The huge blossoming that took place between last winter and now is mind boggling to me. I never thought Jack would have difficulty academically, but I never dreamed I would be hearing teachers refer to him as “one of the brightest kids I’ve ever taught.”
So now we start down a new path. A new class, a new teacher, new friends, different academic challenges. We are working towards testing for entry into a pull-out gifted program which would start second semester. It will be interesting to see where his IQ comes out when we have that tested.
This process – only a week old, so far – has been an interesting, humbling experience. But it’s only just beginning. No longer will we be able to downplay homework time. Until now I’ve always had this thought: “Oh, he already knows all this so it won’t matter if he slacks off every once in awhile.” Danger, danger! Now comes accountability for not just Jack, but for Bruce and I as well. It also means being the youngest in his class, and perhaps returning to struggles with emotions and physical development. I don’t know.
I didn’t realize how carefully I’d planned out everything until now; how tightly I try to control things. I’ve always wanted to be a go-with-the-flow kind of person. Now is my chance to exercise that a bit. This has been very good for me. I have to admit I’m very thankful this has taken place as a result of a “positive” string of events. I dread to think how paralyzed I would be if things changed direction in a “bad” way. No, I DO know how I’d react. It wouldn’t be pretty.
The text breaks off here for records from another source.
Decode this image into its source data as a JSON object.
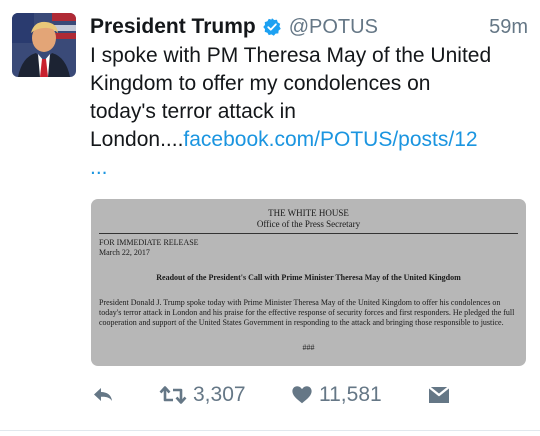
{
  "tweet": {
    "author_name": "President Trump",
    "handle": "@POTUS",
    "time": "59m",
    "text_lines": [
      "I spoke with PM Theresa May of the United",
      "Kingdom to offer my condolences on",
      "today's terror attack in"
    ],
    "text_last_prefix": "London....",
    "link_text": "facebook.com/POTUS/posts/12",
    "ellipsis": "...",
    "verified_icon": "verified-icon",
    "avatar_icon": "avatar-icon"
  },
  "media": {
    "org": "THE WHITE HOUSE",
    "office": "Office of the Press Secretary",
    "release": "FOR IMMEDIATE RELEASE",
    "date": "March 22, 2017",
    "title": "Readout of the President's Call with Prime Minister Theresa May of the United Kingdom",
    "body": "President Donald J. Trump spoke today with Prime Minister Theresa May of the United Kingdom to offer his condolences on today's terror attack in London and his praise for the effective response of security forces and first responders. He pledged the full cooperation and support of the United States Government in responding to the attack and bringing those responsible to justice.",
    "end_mark": "###"
  },
  "actions": {
    "reply_icon": "reply-icon",
    "retweet_icon": "retweet-icon",
    "retweet_count": "3,307",
    "like_icon": "heart-icon",
    "like_count": "11,581",
    "dm_icon": "direct-message-icon"
  },
  "colors": {
    "link": "#1b95e0",
    "secondary_text": "#657786",
    "verified": "#1da1f2",
    "media_background": "#b7b7b7"
  }
}
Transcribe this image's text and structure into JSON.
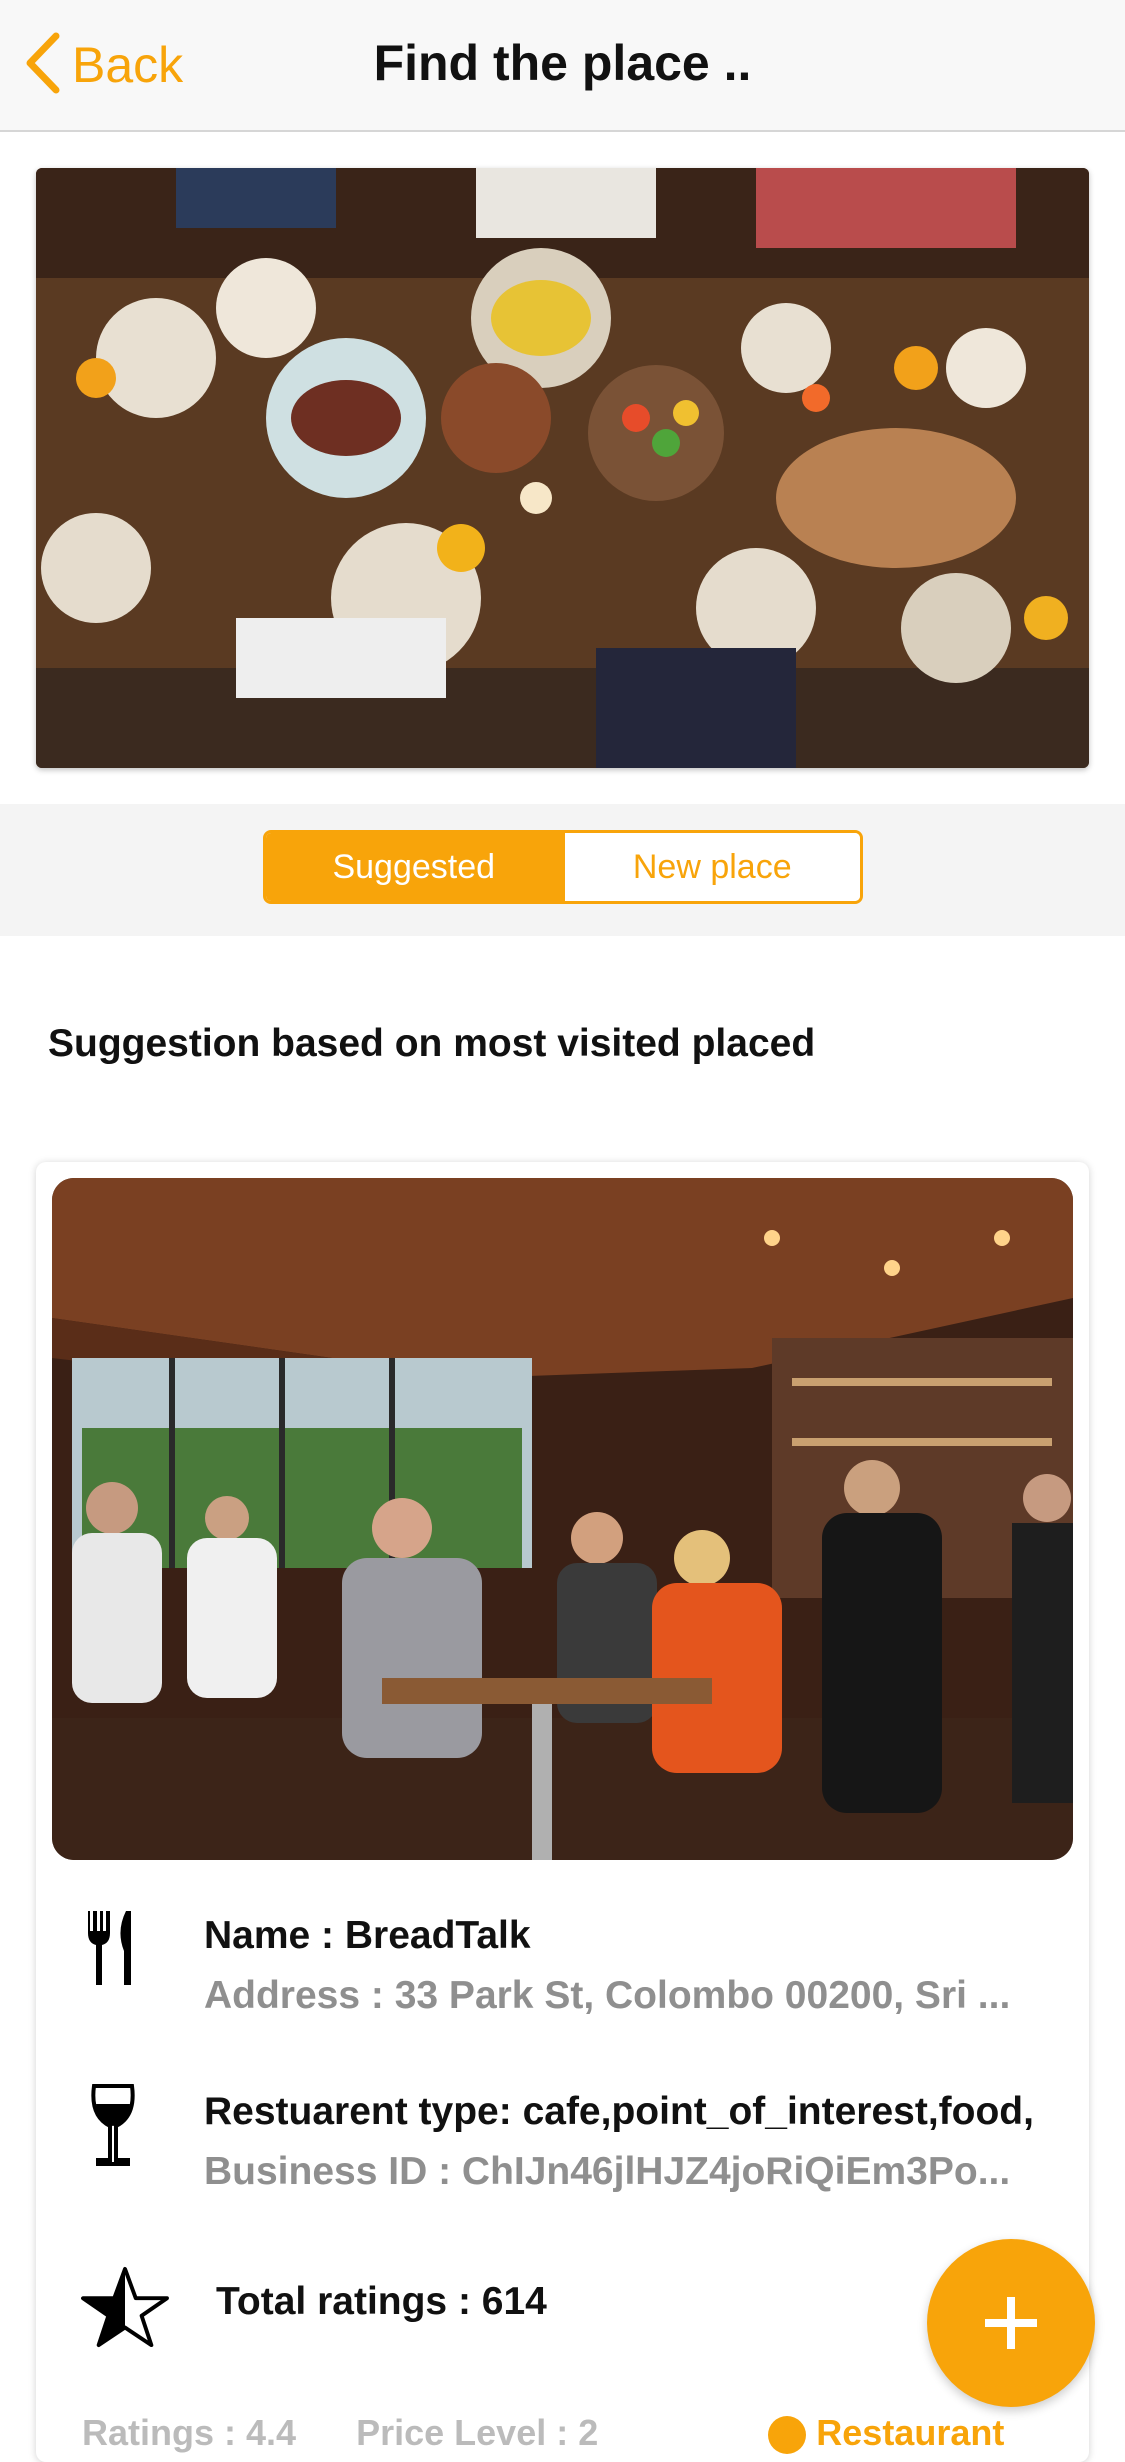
{
  "nav": {
    "back_label": "Back",
    "title": "Find the place .."
  },
  "segments": [
    {
      "label": "Suggested",
      "active": true
    },
    {
      "label": "New place",
      "active": false
    }
  ],
  "section_heading": "Suggestion based on most visited placed",
  "place": {
    "name_line": "Name : BreadTalk",
    "address_line": "Address : 33 Park St, Colombo 00200, Sri ...",
    "type_line": "Restuarent type: cafe,point_of_interest,food,",
    "business_line": "Business ID : ChIJn46jlHJZ4joRiQiEm3Po...",
    "total_ratings_line": "Total ratings : 614",
    "ratings_line": "Ratings : 4.4",
    "price_level_line": "Price Level : 2",
    "status_label": "Restaurant"
  },
  "icons": {
    "back": "chevron-left-icon",
    "cutlery": "cutlery-icon",
    "wine": "wine-glass-icon",
    "star": "half-star-icon",
    "fab": "plus-icon"
  },
  "colors": {
    "accent": "#f8a40a",
    "muted_text": "#8f8f8f"
  }
}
I have to say that I’m thankful that Jack, and the other kids, will have opportunities to do and learn things at school that they would never be exposed to at home. At home, the children are left to their own creative devices, interacting with each other and their environment. In my efforts to set boundaries on the amount of chaos in my house, I find I establish parameters that restrict what the kids can learn and experience here. When Ellie asks if she can paint, I always say, “You can paint at preschool.” (That’s why we pay them $145 per month.) At home we cuddle, tease, wrestle, and talk about our feelings.
As much as it pains me to admit it, I will never be the kind of mom who drags her kids out into the world for adventures and object lessons. I am the kind of mom who will hand them a book, then discuss it later. We don’t do crafts, we don’t do science projects, I don’t have the patience for art. (At least not so far – it may be different in a couple more years when Evan is four.) I am glad that in school they will learn about things that I will NEVER be good at, or have any interest in.
It is one of my fervent prayers and hopes that my kids will discover, either at home or elsewhere, something to be passionate about. I hope they are eventually exposed to enough athletics, arts, music, and science that in one of those disciplines they will find a niche. For the present, in the case of Jack, I am faced with an exceptionally bright kid whom I can love and affirm and encourage, but on whose behalf I am unable to discover gifts and talents. That is HIS journey, not mine.
3 Comments:
Congratulations and Go Jack Go!!!! I'm sure you'll do great and love the change.
This is so great. I'm proud of you for making a decision you can all be peaceful with. Now for handling Jack when he's actually challenged. Hang in there mom.
Letting go of them and letting them live their own lives (and make their own mistakes) is one of THE HARDEST things in the universe. It ranks right up there with letting go of our own plans. Jack will do just great...enjoy this little curve ball!